Besides efflux ABC transporter, bioengineered miRNAs have been utilized to investigate PTGR of some solute carrier transporters (Tu et al., 2020; Yi et al., 2020) and enzymes (Li et al., 2014; Li et al., 2019; Tu et al., 2020) in ADME (Table 3). The involvement of miR-27b-3p in PTGR of human cytochrome P450 3A4 (CYP3A4) was demonstrated not only by a tRNA fused pre-miR-27b (Li et al., 2014) but also the tRNA/pre-miR-34a carrier based miR-27b-3p (Li et al., 2019). Following the downregulation of CYP3A4 proteins by recombinant miR-27b-3p, cellular midazolam 1′-hydroxylation capacity was reduced, indicating the involvement of miR-27b-3p signaling in drug metabolism. Further, miR-1291-5p was selectively released from recombinant miR-1291 in human pancreatic cancer cells (Tu et al., 2020). The suppression of arginosuccinate synthase (ASS1) in L3.3 cells by miR-1291-5p altered arginine homeostasis and increased the sensitivity of cells to arginine deprivation therapy (Tu et al., 2020). On the other hand, the reduction of glucose transporter protein type 1 (GLUT1) by miR-1291-5p decreased glucose uptake and glycolysis capacity and improved cisplatin efficacy in human AsPC-1 and PANC-1 cells (Tu et al., 2020).
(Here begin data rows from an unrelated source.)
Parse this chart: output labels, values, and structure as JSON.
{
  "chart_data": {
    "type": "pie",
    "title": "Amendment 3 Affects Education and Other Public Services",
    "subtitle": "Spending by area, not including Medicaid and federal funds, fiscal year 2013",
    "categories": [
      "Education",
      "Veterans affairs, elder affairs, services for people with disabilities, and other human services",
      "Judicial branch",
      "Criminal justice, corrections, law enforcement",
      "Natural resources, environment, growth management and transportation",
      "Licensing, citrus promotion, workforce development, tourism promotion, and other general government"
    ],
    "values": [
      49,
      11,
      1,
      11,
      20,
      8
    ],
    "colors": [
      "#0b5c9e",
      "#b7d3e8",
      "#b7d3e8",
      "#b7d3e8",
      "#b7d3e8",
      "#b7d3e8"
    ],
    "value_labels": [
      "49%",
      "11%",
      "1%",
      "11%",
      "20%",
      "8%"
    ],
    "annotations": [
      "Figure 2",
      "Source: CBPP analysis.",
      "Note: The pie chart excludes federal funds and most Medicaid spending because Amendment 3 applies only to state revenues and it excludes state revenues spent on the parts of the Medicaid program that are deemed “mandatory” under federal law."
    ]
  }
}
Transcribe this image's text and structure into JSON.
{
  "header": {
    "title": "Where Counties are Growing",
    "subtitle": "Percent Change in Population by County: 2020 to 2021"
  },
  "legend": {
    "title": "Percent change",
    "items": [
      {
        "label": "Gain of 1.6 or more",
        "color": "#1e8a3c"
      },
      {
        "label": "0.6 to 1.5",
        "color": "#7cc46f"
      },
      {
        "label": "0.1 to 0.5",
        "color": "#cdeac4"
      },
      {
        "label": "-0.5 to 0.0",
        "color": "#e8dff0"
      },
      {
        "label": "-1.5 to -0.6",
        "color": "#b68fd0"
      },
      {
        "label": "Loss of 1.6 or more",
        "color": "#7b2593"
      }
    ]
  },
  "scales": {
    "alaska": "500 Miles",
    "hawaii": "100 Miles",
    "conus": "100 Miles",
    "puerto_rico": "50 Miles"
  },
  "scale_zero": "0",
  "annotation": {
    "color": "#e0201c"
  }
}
Research on PTGR in ADME with recombinant RNAi molecules has advanced our knowledge of complex mechanisms behind interindividual variations in ADME and offered clues to developing new therapies. Indeed, a total of 6 RNAi therapeutics have been approved by the United States Food and Drug Administration for the treatment of various disorders, such as patisiran for hereditary transthyretin-mediated amyloidosis and nedosiran for primary hyperoxaluria type 1, respectively (Yu et al., 2019; Yu et al., 2020; Traber and Yu, 2023, 2024). Many studies have demonstrated the efficacy and safety of recombinant miRNAs and siRNAs in the control of tumor growth in clinically relevant animal models (Ho et al., 2018; Jilek et al., 2019; Tu et al., 2019; Deng et al., 2021; Ning et al., 2022; Chen et al., 2023; Luo et al., 2024) that are amenable to clinical investigations.